Signs of ‘terrorism’
The sudden decision to shut down the airport came as the city’s protest movement entered its 11th week, with no sign of either side backing down.
Earlier on Monday, as crowds began to descend on the airport, Chinese officials called for the authorities in Hong Kong to exercise an “iron fist” in tackling “violent crime.”
“Hong Kong’s radical demonstrators have repeatedly attacked police officers with extremely dangerous tools,” Yang Guang, a spokesman for the Hong Kong and Macao Affairs Office, told reporters in Beijing.
“They have already constituted serious violent crimes and have begun to show signs of terrorism. This is a gross violation of the rule of law and social order in Hong Kong, which is endangering the lives and safety for Hong Kong citizens.”
Use of the term terrorism to describe the Hong Kong protests, even in a somewhat backhanded way, is a major rhetorical shift in how China has described the protests.
In domestic propaganda, there has been a noticeable transition in recent weeks in how the protests are covered. State media reports initially refrained from mentioning the demonstrations, amid heavy censorship, as is usual for anti-government actions anywhere in China. But increasingly reports have moved to emphasize the violent side of the protests — and sought to paint the protesters as separatists being controlled by the United States and other foreign “black hands.”

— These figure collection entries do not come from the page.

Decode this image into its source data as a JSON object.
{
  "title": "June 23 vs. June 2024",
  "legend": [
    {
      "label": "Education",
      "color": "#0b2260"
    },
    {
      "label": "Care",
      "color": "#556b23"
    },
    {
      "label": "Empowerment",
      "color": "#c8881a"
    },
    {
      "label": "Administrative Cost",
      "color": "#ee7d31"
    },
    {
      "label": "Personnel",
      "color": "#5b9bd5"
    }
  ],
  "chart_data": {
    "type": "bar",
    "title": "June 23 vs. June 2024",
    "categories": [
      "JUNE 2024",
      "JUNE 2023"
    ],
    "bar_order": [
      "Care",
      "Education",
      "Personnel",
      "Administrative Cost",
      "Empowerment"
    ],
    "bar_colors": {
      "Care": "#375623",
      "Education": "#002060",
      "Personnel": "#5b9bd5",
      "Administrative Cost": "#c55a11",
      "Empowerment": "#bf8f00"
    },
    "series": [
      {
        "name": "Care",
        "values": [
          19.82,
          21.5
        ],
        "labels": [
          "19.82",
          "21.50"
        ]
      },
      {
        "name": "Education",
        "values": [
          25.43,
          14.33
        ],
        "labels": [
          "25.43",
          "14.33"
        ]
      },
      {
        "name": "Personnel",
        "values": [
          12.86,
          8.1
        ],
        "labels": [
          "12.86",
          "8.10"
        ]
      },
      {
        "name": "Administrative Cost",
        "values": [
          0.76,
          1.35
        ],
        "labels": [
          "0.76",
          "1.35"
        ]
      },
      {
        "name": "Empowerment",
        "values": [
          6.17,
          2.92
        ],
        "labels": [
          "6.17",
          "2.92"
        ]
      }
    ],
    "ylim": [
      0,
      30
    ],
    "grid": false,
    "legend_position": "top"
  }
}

Suggesting those protesters are also committing acts of terror could open the door for Beijing to crack down on Hong Kong, either by ordering the local police to escalate their use of force, or even by deploying the People’s Liberation Army (PLA) in the city.
The PLA can be deployed in Hong Kong if the local government requests it, in order to assist with a major breakdown in public order. Local officials have previously refuted any suggestion they would do so.
Earlier Monday, Hong Kong police showed off a riot control vehicle with water cannon, previously never used in the territory, while across the border in the mainland Chinese city of Shenzhen, video was released showing the People’s Armed Police, a state controlled paramilitary organization, conducting major exercises seen as a potential signal to protesters in Hong Kong.